The readers of Reddit assured the mama-to-be that she's NTA (Not The Asshole) and wouldn't be an asshole for putting this rule in place - the top rated comment said; "NTA Just let all guests know children must be 10+ to attend. If she asks, let her know this is your shower and small children will distract from the events at hand, baby showers aren't really a place for the littles. If she presses, give it to her straight her kids a tornado." We think that this would be a very diplomatic and reasonable approach, as she'll also potentially avoid an awkward conversation if the friend accept that it's for all toddlers, not just hers. However, how likely is it that she will take it personally? One of our favourite comments broke the situation down perfectly and gave some fab advice;
"NTA since the other children will be much older. But the way you communicate that is critical, and I do think it is worth considering the how important this friendship is compared to how important having these decorations is. There is a very significant chance your friend will take this personally and be quite hurt by your choice. And that wouldn’t be unreasonable of her. Your decision isn’t unreasonable either, but I would consider if the fall out is really worth it to you.
If you are committed to your choice. I would definitely voice it as a safety concern, rather than a behavioral one. “The decorations and venue aren’t childproof/safe, and I would be worried about your little one having some kind of accident”."
Our verdict...
We think that the poster is absolutely within her rights to request that no small children attend her baby shower - safety concerns are tantamount, and who wants to be worried about keeping an eye on boisterous children with no concept of safety or volume control at what is supposed to be one of the most memorable events of your life?
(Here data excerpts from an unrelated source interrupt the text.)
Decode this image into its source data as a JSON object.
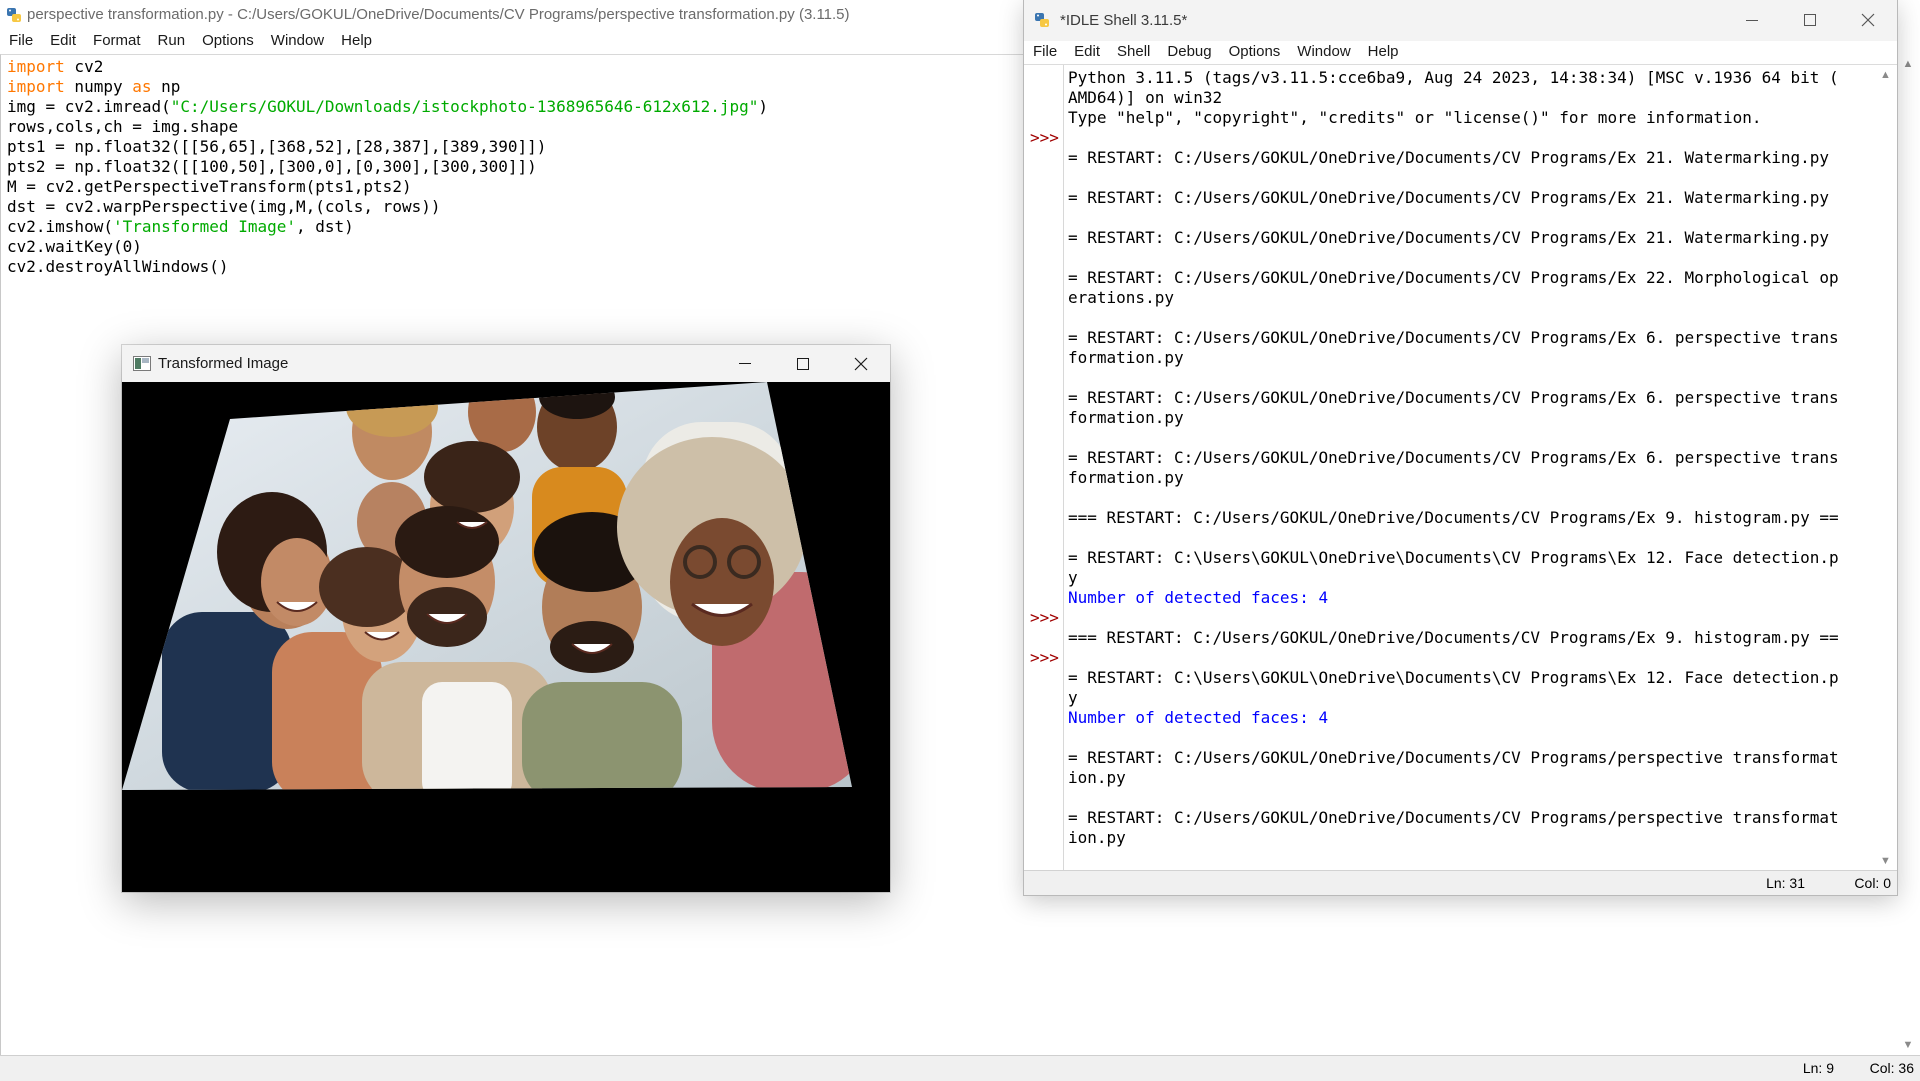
{
  "editor": {
    "title": "perspective transformation.py - C:/Users/GOKUL/OneDrive/Documents/CV Programs/perspective transformation.py (3.11.5)",
    "menu": [
      "File",
      "Edit",
      "Format",
      "Run",
      "Options",
      "Window",
      "Help"
    ],
    "code": {
      "l1_kw": "import",
      "l1_rest": " cv2",
      "l2_kw": "import",
      "l2_mid": " numpy ",
      "l2_kw2": "as",
      "l2_rest": " np",
      "l3_pre": "img = cv2.imread(",
      "l3_str": "\"C:/Users/GOKUL/Downloads/istockphoto-1368965646-612x612.jpg\"",
      "l3_post": ")",
      "l4": "rows,cols,ch = img.shape",
      "l5": "pts1 = np.float32([[56,65],[368,52],[28,387],[389,390]])",
      "l6": "pts2 = np.float32([[100,50],[300,0],[0,300],[300,300]])",
      "l7": "M = cv2.getPerspectiveTransform(pts1,pts2)",
      "l8": "dst = cv2.warpPerspective(img,M,(cols, rows))",
      "l9_pre": "cv2.imshow(",
      "l9_str": "'Transformed Image'",
      "l9_post": ", dst)",
      "l10": "cv2.waitKey(0)",
      "l11": "cv2.destroyAllWindows()"
    },
    "status": {
      "ln": "Ln: 9",
      "col": "Col: 36"
    }
  },
  "image_window": {
    "title": "Transformed Image"
  },
  "shell": {
    "title": "*IDLE Shell 3.11.5*",
    "menu": [
      "File",
      "Edit",
      "Shell",
      "Debug",
      "Options",
      "Window",
      "Help"
    ],
    "prompt": ">>>",
    "lines": [
      "Python 3.11.5 (tags/v3.11.5:cce6ba9, Aug 24 2023, 14:38:34) [MSC v.1936 64 bit (",
      "AMD64)] on win32",
      "Type \"help\", \"copyright\", \"credits\" or \"license()\" for more information.",
      "",
      "= RESTART: C:/Users/GOKUL/OneDrive/Documents/CV Programs/Ex 21. Watermarking.py",
      "",
      "= RESTART: C:/Users/GOKUL/OneDrive/Documents/CV Programs/Ex 21. Watermarking.py",
      "",
      "= RESTART: C:/Users/GOKUL/OneDrive/Documents/CV Programs/Ex 21. Watermarking.py",
      "",
      "= RESTART: C:/Users/GOKUL/OneDrive/Documents/CV Programs/Ex 22. Morphological op",
      "erations.py",
      "",
      "= RESTART: C:/Users/GOKUL/OneDrive/Documents/CV Programs/Ex 6. perspective trans",
      "formation.py",
      "",
      "= RESTART: C:/Users/GOKUL/OneDrive/Documents/CV Programs/Ex 6. perspective trans",
      "formation.py",
      "",
      "= RESTART: C:/Users/GOKUL/OneDrive/Documents/CV Programs/Ex 6. perspective trans",
      "formation.py",
      "",
      "=== RESTART: C:/Users/GOKUL/OneDrive/Documents/CV Programs/Ex 9. histogram.py ==",
      "",
      "= RESTART: C:\\Users\\GOKUL\\OneDrive\\Documents\\CV Programs\\Ex 12. Face detection.p",
      "y",
      "Number of detected faces: 4",
      "",
      "=== RESTART: C:/Users/GOKUL/OneDrive/Documents/CV Programs/Ex 9. histogram.py ==",
      "",
      "= RESTART: C:\\Users\\GOKUL\\OneDrive\\Documents\\CV Programs\\Ex 12. Face detection.p",
      "y",
      "Number of detected faces: 4",
      "",
      "= RESTART: C:/Users/GOKUL/OneDrive/Documents/CV Programs/perspective transformat",
      "ion.py",
      "",
      "= RESTART: C:/Users/GOKUL/OneDrive/Documents/CV Programs/perspective transformat",
      "ion.py"
    ],
    "status": {
      "ln": "Ln: 31",
      "col": "Col: 0"
    }
  }
}
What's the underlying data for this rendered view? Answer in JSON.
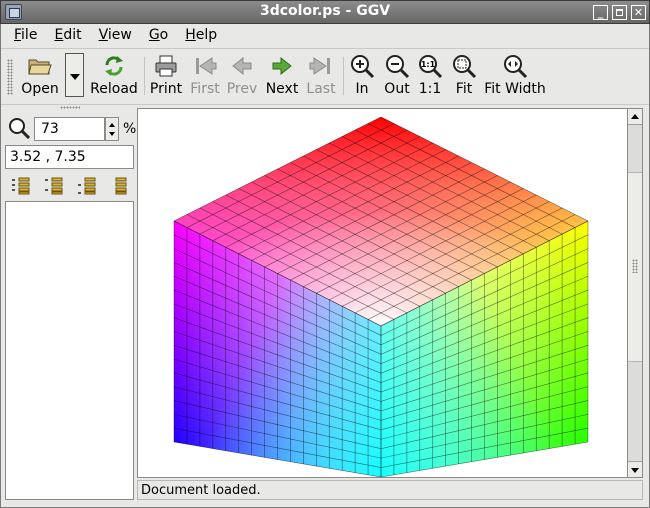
{
  "window": {
    "title": "3dcolor.ps - GGV",
    "controls": [
      "minimize",
      "maximize",
      "close"
    ]
  },
  "menu": [
    {
      "label": "File",
      "mnemonic": "F",
      "rest": "ile"
    },
    {
      "label": "Edit",
      "mnemonic": "E",
      "rest": "dit"
    },
    {
      "label": "View",
      "mnemonic": "V",
      "rest": "iew"
    },
    {
      "label": "Go",
      "mnemonic": "G",
      "rest": "o"
    },
    {
      "label": "Help",
      "mnemonic": "H",
      "rest": "elp"
    }
  ],
  "toolbar": {
    "open": "Open",
    "reload": "Reload",
    "print": "Print",
    "first": "First",
    "prev": "Prev",
    "next": "Next",
    "last": "Last",
    "zoom_in": "In",
    "zoom_out": "Out",
    "zoom_1to1": "1:1",
    "fit": "Fit",
    "fit_width": "Fit Width",
    "disabled": [
      "First",
      "Prev",
      "Last"
    ]
  },
  "sidebar": {
    "zoom_value": "73",
    "zoom_unit": "%",
    "coordinates": "3.52 , 7.35",
    "mark_buttons": [
      "mark-all-icon",
      "mark-even-icon",
      "mark-odd-icon",
      "unmark-all-icon"
    ]
  },
  "status": {
    "text": "Document loaded."
  },
  "colors": {
    "titlebar": "#7a7a7a",
    "chrome": "#e8e8e6",
    "document_bg": "#ffffff",
    "cube_top_corner": "#ff0000",
    "cube_left_top": "#ff00ff",
    "cube_right_top": "#ffff00",
    "cube_left_bottom": "#0000ff",
    "cube_right_bottom": "#00ff00",
    "cube_bottom": "#00ffff",
    "cube_center": "#ffffff"
  },
  "document": {
    "content": "RGB color cube",
    "grid_divisions": 16
  }
}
As for her comments about her friend's parenting of the toddler, we took that with a pinch of salt as we know how toddlers can be, and when the poster's unborn baby becomes a toddler, she might get an idea of how stubborn, screamy and oppositional a two year old can be even with constant redirection. It may even be that the poster simply doesn't personally witness discipline that does happen, so we're not taking it at face value that her friend doesn't proactively parent the toddler in question. However, it's irrelevant, as this toddler could be the most well behaved little angel in the world and the poster would STILL not be the asshole for barring small children from an event that is simply not child-friendly.